When it comes to finance, Mike Jeffrey, analytics pre sales manager, MHR Analytics, told us he sees transformation in the sector that will result in a further acceleration in the adoption of cloud solutions.
“There will be an increase of interest in finance transformation, as companies of all sizes re-evaluate current processes in both transactional and performance management areas in readiness to plan and report in an uncertain future. This could be the automation of an existing spreadsheet planning process, to a root and branch review of all current technologies and processes.”
Mo Khan, director, Cognova Solutions agrees and added that the continued impact and recovery from the pandemic and Brexit will have two major effects on the decisions Finance teams will make concerning their Finance System Solutions.
“Any new solution will need to be quick to implement and quick to adopt, with minimal external resources and training, i.e. it needs to be delivered remotely. “he told us.
“And as companies try to manage their financial recovery and understand the impact of world changing events, they will need instant, seamless data for analysis from a system where the cost is coming from the OPEX rather than CAPEX line in their financial statements. Companies may not have the longevity or collateral to afford long term expensive solutions that they can depreciate over time nor the upfront costs of swathes of external consultant teams over-managing a project. With these factors in mind, we see the accelerations in existing trends in 2021.

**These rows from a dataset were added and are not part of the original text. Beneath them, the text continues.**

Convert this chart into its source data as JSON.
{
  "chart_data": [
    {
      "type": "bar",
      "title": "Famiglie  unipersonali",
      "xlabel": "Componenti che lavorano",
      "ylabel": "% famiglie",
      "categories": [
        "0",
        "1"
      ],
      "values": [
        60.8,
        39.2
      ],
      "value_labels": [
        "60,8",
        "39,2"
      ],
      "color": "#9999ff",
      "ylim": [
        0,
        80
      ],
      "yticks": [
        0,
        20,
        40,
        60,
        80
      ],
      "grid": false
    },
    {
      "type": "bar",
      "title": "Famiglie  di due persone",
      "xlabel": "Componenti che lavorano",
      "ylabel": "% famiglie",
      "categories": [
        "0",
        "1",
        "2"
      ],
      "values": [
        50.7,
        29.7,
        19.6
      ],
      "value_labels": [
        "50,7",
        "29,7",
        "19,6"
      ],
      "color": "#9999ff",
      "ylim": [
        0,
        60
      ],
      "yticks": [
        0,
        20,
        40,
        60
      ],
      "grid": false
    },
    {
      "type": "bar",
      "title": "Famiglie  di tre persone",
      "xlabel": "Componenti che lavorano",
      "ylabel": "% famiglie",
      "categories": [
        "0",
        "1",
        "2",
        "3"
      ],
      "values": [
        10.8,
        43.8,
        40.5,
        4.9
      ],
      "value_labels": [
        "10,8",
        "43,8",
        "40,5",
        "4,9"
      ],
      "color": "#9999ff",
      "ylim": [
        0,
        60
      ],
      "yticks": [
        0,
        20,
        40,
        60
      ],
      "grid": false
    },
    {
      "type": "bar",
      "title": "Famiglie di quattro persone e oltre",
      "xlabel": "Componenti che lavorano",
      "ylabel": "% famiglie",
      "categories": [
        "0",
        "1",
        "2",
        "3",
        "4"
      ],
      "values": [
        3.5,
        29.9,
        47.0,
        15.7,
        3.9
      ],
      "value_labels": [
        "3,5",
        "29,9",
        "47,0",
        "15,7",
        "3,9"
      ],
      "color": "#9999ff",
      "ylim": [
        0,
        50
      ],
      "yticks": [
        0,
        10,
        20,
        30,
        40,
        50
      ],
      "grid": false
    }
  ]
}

“The first of these is Cloud Solutions. By this, we mean solutions that are truly cloud-hosted and subscription-based. Vendors are slowly providing this, but they still need to go further. They are very few who are really delivering on true Software as a Service (SaaS) within the financial software solutions arena and this will need to change. Finance and IT teams will be looking to control costs closely. A subscription, on-demand based service will always be flexible to current needs and budgets and can be increased/decreased accordingly. Server space, hosting and all other static IT facility costs can be sacrificed whilst accommodating a workforce that is increasingly working from home.
“The second is data analytics. Businesses will require readily available data that they can analyse instantaneously. This data will need to be seamless and easily integrated into existing client technologies. Of course, all companies have only ever wanted their management information “fast”, but we believe that this is expediting. Companies will need to transfer and slice and dice their data into ‘live’ snapshots to see the immediate impact of exceptional events and changes, as well as be able to quickly respond with multiple forecasting scenarios. Data analytics solutions will need to demonstrate their agility and usefulness now more than ever.”
As we enter 2021 in another national lockdown with a work from home mandate where possible, it seems that the trends we saw in 2020 will continue. All of our contributors agreed that cloud adoption accelerated in 2020, even in industries that had been slower to adopt and that is set to continue.
Whilst we don’t have a crystal ball, one thing seems certain, 2021 will be another big year for technology adoption and the normal we move into will be a more technically advanced one than before.